The Extract phase is the entry point into the Nilus pipeline, responsible for interfacing directly with source systems to retrieve raw data. Nilus supports two primary extraction patterns — batch and CDC (change data capture).

  • Batch extraction is typically used for bulk data movement, such as periodic imports from enterprise data warehouses or business applications. It is optimized for high-throughput and reliability, ensuring that even large datasets can be moved efficiently and consistently.
  • In contrast, CDC caters to real-time monitoring of all the changes occurring on the target dataset/schema/database in the source. Here, Nilus captures all the inserts, updates, and deletes since the last sync, greatly improving performance and reducing the volume of data that needs to be processed.
  • Extraction is schema-aware, meaning Nilus leverages schema hints and metadata to guide the process, ensuring the correct interpretation of source data types and structures.

Normalize

Once raw data is extracted, the Normalize phase begins. This stage is critical for ensuring consistency. The goal of normalization in Nilus is to transform disparate source data into a unified, consumable format that aligns with the target data models used in the DataOS Lakehouse.

  • Normalization involves multiple processes, beginning with schema inference and schema evolution handling. Nilus automatically detects the structure of incoming data and adapts gracefully to changes such as added columns or new data types. It intelligently flattens complex and nested structures based on the user-defined configurations, producing normalized relational tables.
  • A particularly important feature of normalization is variant handling. Source systems may contain data with inconsistencies - fields that occasionally change type or structure. Nilus identifies and resolves these variations to produce a clean, type-consistent dataset.
  • This entire process is optimized for speed and scalability, with configurable controls over memory usage, file sizes, and concurrency levels to ensure smooth and predictable processing.

Load

The final stage of the Nilus pipeline is the Load phase, which is responsible for persisting the normalized data into the DataOS Lakehouse.
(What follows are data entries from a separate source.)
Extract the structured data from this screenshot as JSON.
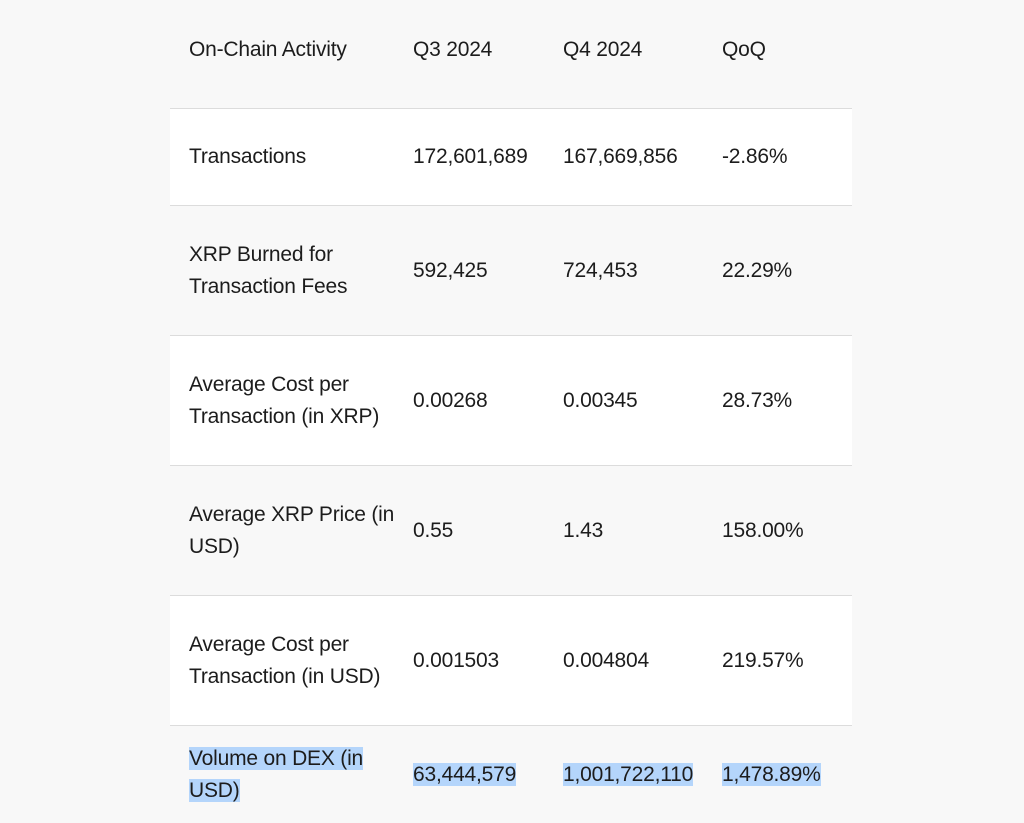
{
  "table": {
    "headers": [
      "On-Chain Activity",
      "Q3 2024",
      "Q4 2024",
      "QoQ"
    ],
    "rows": [
      {
        "label": "Transactions",
        "q3": "172,601,689",
        "q4": "167,669,856",
        "qoq": "-2.86%"
      },
      {
        "label": "XRP Burned for Transaction Fees",
        "q3": "592,425",
        "q4": "724,453",
        "qoq": "22.29%"
      },
      {
        "label": "Average Cost per Transaction (in XRP)",
        "q3": "0.00268",
        "q4": "0.00345",
        "qoq": "28.73%"
      },
      {
        "label": "Average XRP Price (in USD)",
        "q3": "0.55",
        "q4": "1.43",
        "qoq": "158.00%"
      },
      {
        "label": "Average Cost per Transaction (in USD)",
        "q3": "0.001503",
        "q4": "0.004804",
        "qoq": "219.57%"
      },
      {
        "label": "Volume on DEX (in USD)",
        "q3": "63,444,579",
        "q4": "1,001,722,110",
        "qoq": "1,478.89%"
      }
    ]
  },
  "colors": {
    "text": "#1c1c1c",
    "row_white": "#ffffff",
    "row_grey": "#f8f8f8",
    "divider": "#dcdcdc",
    "selection": "#b4d5fb"
  }
}
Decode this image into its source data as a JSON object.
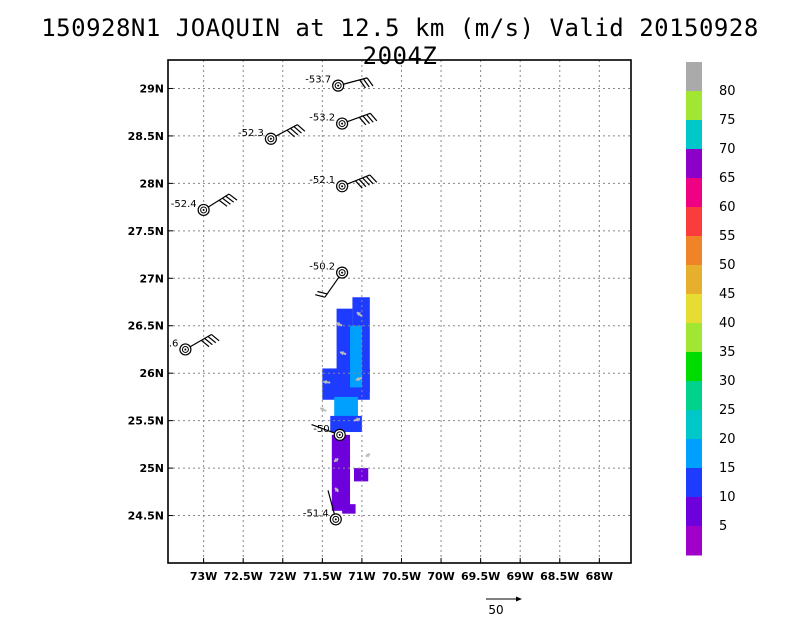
{
  "chart_data": {
    "type": "map-wind-plot",
    "title": "150928N1 JOAQUIN at 12.5 km (m/s) Valid 20150928 2004Z",
    "x_ticks": [
      "73W",
      "72.5W",
      "72W",
      "71.5W",
      "71W",
      "70.5W",
      "70W",
      "69.5W",
      "69W",
      "68.5W",
      "68W"
    ],
    "x_tick_values": [
      -73,
      -72.5,
      -72,
      -71.5,
      -71,
      -70.5,
      -70,
      -69.5,
      -69,
      -68.5,
      -68
    ],
    "y_ticks": [
      "24.5N",
      "25N",
      "25.5N",
      "26N",
      "26.5N",
      "27N",
      "27.5N",
      "28N",
      "28.5N",
      "29N"
    ],
    "y_tick_values": [
      24.5,
      25,
      25.5,
      26,
      26.5,
      27,
      27.5,
      28,
      28.5,
      29
    ],
    "xlim": [
      -73.45,
      -67.6
    ],
    "ylim": [
      24.0,
      29.3
    ],
    "grid": true,
    "colorbar": {
      "labels": [
        "5",
        "10",
        "15",
        "20",
        "25",
        "30",
        "35",
        "40",
        "45",
        "50",
        "55",
        "60",
        "65",
        "70",
        "75",
        "80"
      ],
      "colors": [
        "#a000c8",
        "#6e00dc",
        "#1e3cff",
        "#00a0ff",
        "#00c8c8",
        "#00d28c",
        "#00dc00",
        "#a0e632",
        "#e6dc32",
        "#e6af2d",
        "#f08228",
        "#fa3c3c",
        "#f00082",
        "#8c00c8",
        "#00c8c8",
        "#a0e632",
        "#aaaaaa"
      ]
    },
    "vector_scale_label": "50",
    "stations": [
      {
        "lon": -71.3,
        "lat": 29.03,
        "label": "-53.7",
        "wind_dir": 75,
        "barbs": 3
      },
      {
        "lon": -71.25,
        "lat": 28.63,
        "label": "-53.2",
        "wind_dir": 70,
        "barbs": 4
      },
      {
        "lon": -72.15,
        "lat": 28.47,
        "label": "-52.3",
        "wind_dir": 62,
        "barbs": 4
      },
      {
        "lon": -71.25,
        "lat": 27.97,
        "label": "-52.1",
        "wind_dir": 68,
        "barbs": 5
      },
      {
        "lon": -73.0,
        "lat": 27.72,
        "label": "-52.4",
        "wind_dir": 58,
        "barbs": 4
      },
      {
        "lon": -71.25,
        "lat": 27.06,
        "label": "-50.2",
        "wind_dir": 215,
        "barbs": 2
      },
      {
        "lon": -73.23,
        "lat": 26.25,
        "label": ".6",
        "wind_dir": 60,
        "barbs": 4
      },
      {
        "lon": -71.28,
        "lat": 25.35,
        "label": "-50.",
        "wind_dir": 290,
        "barbs": 0
      },
      {
        "lon": -71.33,
        "lat": 24.46,
        "label": "-51.4",
        "wind_dir": 345,
        "barbs": 0
      }
    ],
    "cells": [
      {
        "lon0": -71.32,
        "lon1": -71.12,
        "lat0": 26.0,
        "lat1": 26.68,
        "bin": 2
      },
      {
        "lon0": -71.12,
        "lon1": -70.9,
        "lat0": 25.8,
        "lat1": 26.8,
        "bin": 2
      },
      {
        "lon0": -71.5,
        "lon1": -70.9,
        "lat0": 25.72,
        "lat1": 26.05,
        "bin": 2
      },
      {
        "lon0": -71.15,
        "lon1": -71.0,
        "lat0": 25.85,
        "lat1": 26.5,
        "bin": 3
      },
      {
        "lon0": -71.35,
        "lon1": -71.05,
        "lat0": 25.45,
        "lat1": 25.75,
        "bin": 3
      },
      {
        "lon0": -71.4,
        "lon1": -71.0,
        "lat0": 25.38,
        "lat1": 25.55,
        "bin": 2
      },
      {
        "lon0": -71.38,
        "lon1": -71.15,
        "lat0": 24.55,
        "lat1": 25.35,
        "bin": 1
      },
      {
        "lon0": -71.1,
        "lon1": -70.92,
        "lat0": 24.86,
        "lat1": 25.0,
        "bin": 1
      },
      {
        "lon0": -71.25,
        "lon1": -71.08,
        "lat0": 24.52,
        "lat1": 24.62,
        "bin": 1
      }
    ],
    "vectors": [
      {
        "lon": -71.25,
        "lat": 26.5,
        "u": -6,
        "v": 3
      },
      {
        "lon": -71.0,
        "lat": 26.6,
        "u": -5,
        "v": 4
      },
      {
        "lon": -71.2,
        "lat": 26.2,
        "u": -6,
        "v": 2
      },
      {
        "lon": -71.4,
        "lat": 25.9,
        "u": -7,
        "v": 1
      },
      {
        "lon": -71.0,
        "lat": 25.95,
        "u": -6,
        "v": -2
      },
      {
        "lon": -71.45,
        "lat": 25.6,
        "u": -6,
        "v": 3
      },
      {
        "lon": -71.1,
        "lat": 25.5,
        "u": 6,
        "v": 2
      },
      {
        "lon": -71.3,
        "lat": 25.1,
        "u": -4,
        "v": -3
      },
      {
        "lon": -70.95,
        "lat": 25.12,
        "u": 4,
        "v": 3
      },
      {
        "lon": -71.3,
        "lat": 24.75,
        "u": -3,
        "v": 4
      }
    ]
  }
}
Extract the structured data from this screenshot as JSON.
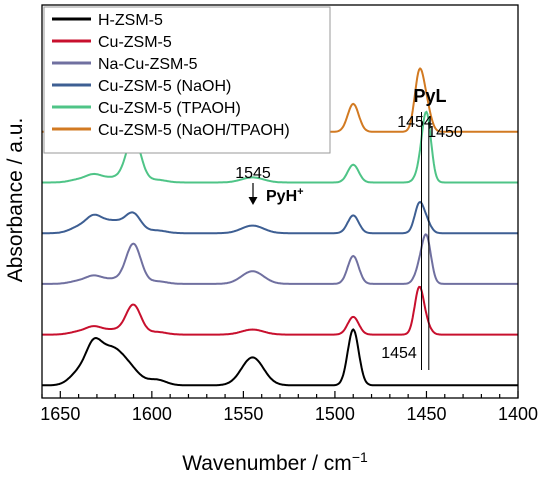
{
  "chart_data": {
    "type": "line",
    "xlabel": "Wavenumber / cm",
    "xlabel_sup": "−1",
    "ylabel": "Absorbance / a.u.",
    "xlim": [
      1660,
      1400
    ],
    "x_reversed": true,
    "x_ticks": [
      1650,
      1600,
      1550,
      1500,
      1450,
      1400
    ],
    "y_ticks_shown": false,
    "ylim": [
      -0.05,
      1.5
    ],
    "grid": false,
    "legend_position": "top-left",
    "peaks_x": [
      1640,
      1632,
      1622,
      1610,
      1597,
      1578,
      1545,
      1490,
      1454,
      1450
    ],
    "series": [
      {
        "name": "H-ZSM-5",
        "color": "#000000",
        "offset": 0.0,
        "y": [
          0.04,
          0.09,
          0.15,
          0.01,
          0.02,
          0.0,
          0.11,
          0.22,
          0.0,
          0.0
        ]
      },
      {
        "name": "Cu-ZSM-5",
        "color": "#c8102e",
        "offset": 0.2,
        "y": [
          0.01,
          0.02,
          0.02,
          0.11,
          0.01,
          0.0,
          0.02,
          0.07,
          0.18,
          0.03
        ]
      },
      {
        "name": "Na-Cu-ZSM-5",
        "color": "#7070a0",
        "offset": 0.4,
        "y": [
          0.01,
          0.02,
          0.02,
          0.15,
          0.01,
          0.0,
          0.05,
          0.11,
          0.05,
          0.18
        ]
      },
      {
        "name": "Cu-ZSM-5 (NaOH)",
        "color": "#3e5f93",
        "offset": 0.6,
        "y": [
          0.02,
          0.04,
          0.05,
          0.06,
          0.01,
          0.0,
          0.03,
          0.07,
          0.11,
          0.04
        ]
      },
      {
        "name": "Cu-ZSM-5 (TPAOH)",
        "color": "#4fc487",
        "offset": 0.8,
        "y": [
          0.01,
          0.02,
          0.02,
          0.17,
          0.01,
          0.0,
          0.02,
          0.07,
          0.03,
          0.27
        ]
      },
      {
        "name": "Cu-ZSM-5 (NaOH/TPAOH)",
        "color": "#d27a22",
        "offset": 1.0,
        "y": [
          0.02,
          0.03,
          0.04,
          0.13,
          0.02,
          0.0,
          0.04,
          0.11,
          0.22,
          0.09
        ]
      }
    ],
    "annotations": {
      "pyl_label": "PyL",
      "pyl_a": "1454",
      "pyl_b": "1450",
      "pyh_num": "1545",
      "pyh_label": "PyH",
      "pyh_sup": "+",
      "bottom_label": "1454"
    }
  }
}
This phase is engineered for reliability and operational excellence, ensuring that data lands in the lakehouse accurately, completely, and ready for downstream consumption.

  • The load process begins with schema migration, where Nilus applies necessary schema changes to the destination to accommodate updates or new data structures introduced upstream. To maintain scalability and efficiency, loading is performed in chunks. This chunked loading approach divides large datasets into smaller segments, which are processed in parallel, improving throughput and reducing risk.
  • To ensure data consistency and avoid duplication, Nilus employs idempotent load operations. Even if the load process is retried due to transient issues, the system guarantees that duplicate records are not created (unless the source contains duplicates). Robust error handling and recovery mechanisms are in place to detect issues during loading and automatically recover when possible.
  • Finally, comprehensive monitoring and logging capabilities provide transparency and traceability, enabling teams to audit, troubleshoot, and optimize loading operations with confidence via prometheus metrics and detailed logs.